2004 Progress Report: Development and Evaluation of Field Sensors for Monitoring Anaerobic Dehalogenation after Bioaugmentation for In Situ Treatment of PCE and TCEEPA Grant Number: R828772C011
Subproject: this is subproject number 011 , established and managed by the Center Director under grant R828772
(EPA does not fund or establish subprojects; EPA awards and manages the overall grant for this center).

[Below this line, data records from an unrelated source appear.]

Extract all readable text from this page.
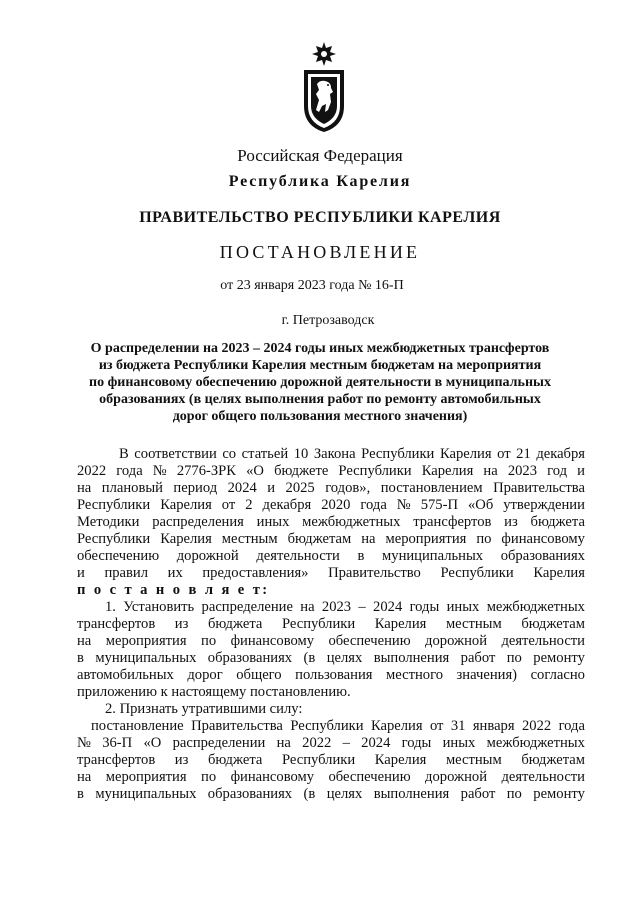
Российская Федерация
Республика Карелия
ПРАВИТЕЛЬСТВО РЕСПУБЛИКИ КАРЕЛИЯ
ПОСТАНОВЛЕНИЕ
от 23 января 2023 года № 16-П
г. Петрозаводск
О распределении на 2023 – 2024 годы иных межбюджетных трансфертов
из бюджета Республики Карелия местным бюджетам на мероприятия
по финансовому обеспечению дорожной деятельности в муниципальных
образованиях (в целях выполнения работ по ремонту автомобильных
дорог общего пользования местного значения)
В соответствии со статьей 10 Закона Республики Карелия от 21 декабря
2022 года № 2776-ЗРК «О бюджете Республики Карелия на 2023 год и
на плановый период 2024 и 2025 годов», постановлением Правительства
Республики Карелия от 2 декабря 2020 года № 575-П «Об утверждении
Методики распределения иных межбюджетных трансфертов из бюджета
Республики Карелия местным бюджетам на мероприятия по финансовому
обеспечению дорожной деятельности в муниципальных образованиях
и правил их предоставления» Правительство Республики Карелия
п о с т а н о в л я е т:
1. Установить распределение на 2023 – 2024 годы иных межбюджетных
трансфертов из бюджета Республики Карелия местным бюджетам
на мероприятия по финансовому обеспечению дорожной деятельности
в муниципальных образованиях (в целях выполнения работ по ремонту
автомобильных дорог общего пользования местного значения) согласно
приложению к настоящему постановлению.
2. Признать утратившими силу:
постановление Правительства Республики Карелия от 31 января 2022 года
№ 36-П «О распределении на 2022 – 2024 годы иных межбюджетных
трансфертов из бюджета Республики Карелия местным бюджетам
на мероприятия по финансовому обеспечению дорожной деятельности
в муниципальных образованиях (в целях выполнения работ по ремонту
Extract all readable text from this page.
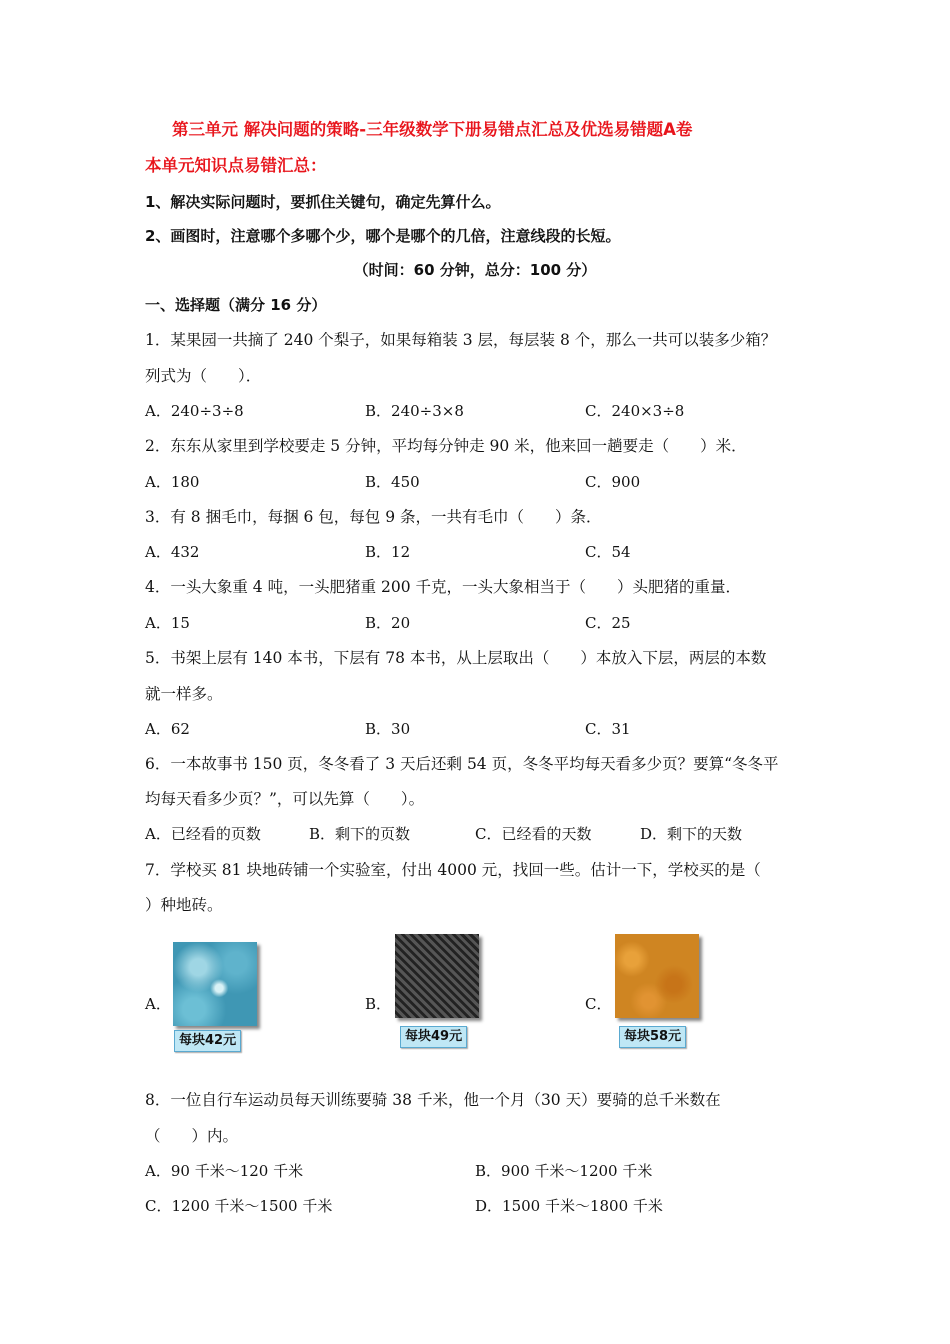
第三单元 解决问题的策略-三年级数学下册易错点汇总及优选易错题A卷
本单元知识点易错汇总：
1、解决实际问题时，要抓住关键句，确定先算什么。
2、画图时，注意哪个多哪个少，哪个是哪个的几倍，注意线段的长短。
（时间：60 分钟，总分：100 分）
一、选择题（满分 16 分）
1．某果园一共摘了 240 个梨子，如果每箱装 3 层，每层装 8 个，那么一共可以装多少箱？
列式为（　　）．
A．240÷3÷8	B．240÷3×8	C．240×3÷8
2．东东从家里到学校要走 5 分钟，平均每分钟走 90 米，他来回一趟要走（　　）米．
A．180	B．450	C．900
3．有 8 捆毛巾，每捆 6 包，每包 9 条，一共有毛巾（　　）条．
A．432	B．12	C．54
4．一头大象重 4 吨，一头肥猪重 200 千克，一头大象相当于（　　）头肥猪的重量．
A．15	B．20	C．25
5．书架上层有 140 本书，下层有 78 本书，从上层取出（　　）本放入下层，两层的本数
就一样多。
A．62	B．30	C．31
6．一本故事书 150 页，冬冬看了 3 天后还剩 54 页，冬冬平均每天看多少页？要算“冬冬平
均每天看多少页？”，可以先算（　　）。
A．已经看的页数	B．剩下的页数	C．已经看的天数	D．剩下的天数
7．学校买 81 块地砖铺一个实验室，付出 4000 元，找回一些。估计一下，学校买的是（
）种地砖。
A．
每块42元
B．
每块49元
C．
每块58元
8．一位自行车运动员每天训练要骑 38 千米，他一个月（30 天）要骑的总千米数在
（　　）内。
A．90 千米～120 千米	B．900 千米～1200 千米
C．1200 千米～1500 千米	D．1500 千米～1800 千米
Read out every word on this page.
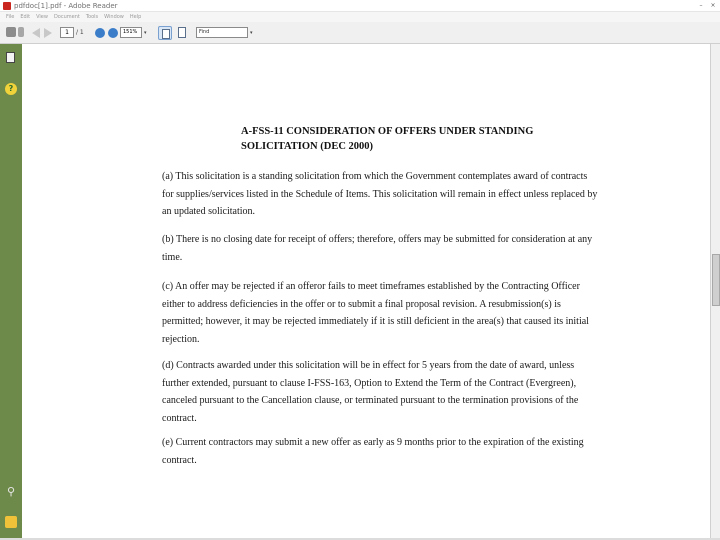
pdfdoc[1].pdf - Adobe Reader	–	×
File Edit View Document Tools Window Help
1	/ 1	151%	▾	Find	▾
?
⚲
A-FSS-11 CONSIDERATION OF OFFERS UNDER STANDING SOLICITATION (DEC 2000)
(a) This solicitation is a standing solicitation from which the Government contemplates award of contracts for supplies/services listed in the Schedule of Items. This solicitation will remain in effect unless replaced by an updated solicitation.
(b) There is no closing date for receipt of offers; therefore, offers may be submitted for consideration at any time.
(c) An offer may be rejected if an offeror fails to meet timeframes established by the Contracting Officer either to address deficiencies in the offer or to submit a final proposal revision. A resubmission(s) is permitted; however, it may be rejected immediately if it is still deficient in the area(s) that caused its initial rejection.
(d) Contracts awarded under this solicitation will be in effect for 5 years from the date of award, unless further extended, pursuant to clause I-FSS-163, Option to Extend the Term of the Contract (Evergreen), canceled pursuant to the Cancellation clause, or terminated pursuant to the termination provisions of the contract.
(e) Current contractors may submit a new offer as early as 9 months prior to the expiration of the existing contract.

Center: HSRC (2001) - Western Region Hazardous Substance Research Center for Developing In-Situ Processes for VOC Remediation in Groundwater and Soils
Center Director: Semprini, Lewis
Title: Development and Evaluation of Field Sensors for Monitoring Anaerobic Dehalogenation after Bioaugmentation for In Situ Treatment of PCE and TCE
Investigators: Ingle, James D.
Institution: Oregon State University
EPA Project Officer: Lasat, Mitch
Project Period: September 1, 2001 through August 31, 2006
Project Period Covered by this Report: September 1, 2003 through August 31, 2004
RFA: Hazardous Substance Research Centers - HSRC (2001) RFA Text | Recipients Lists
Research Category: Hazardous Waste/Remediation , Land and Waste Management
The purpose of this study is to develop, refine, and use sensors and field instruments, based on redox indicators and other reagents as on-site, on-line, or in-situ monitoring tools for assessing and optimizing redox and related conditions for treatment of PCE and TCE with dehalogenating cultures. These sensors and field instruments will be calibrated for evaluating redox conditions and the effectiveness of dechlorination in two collaborative situations involving a bioaugmentation approach in soil columns and physical aquifer models (PAMs).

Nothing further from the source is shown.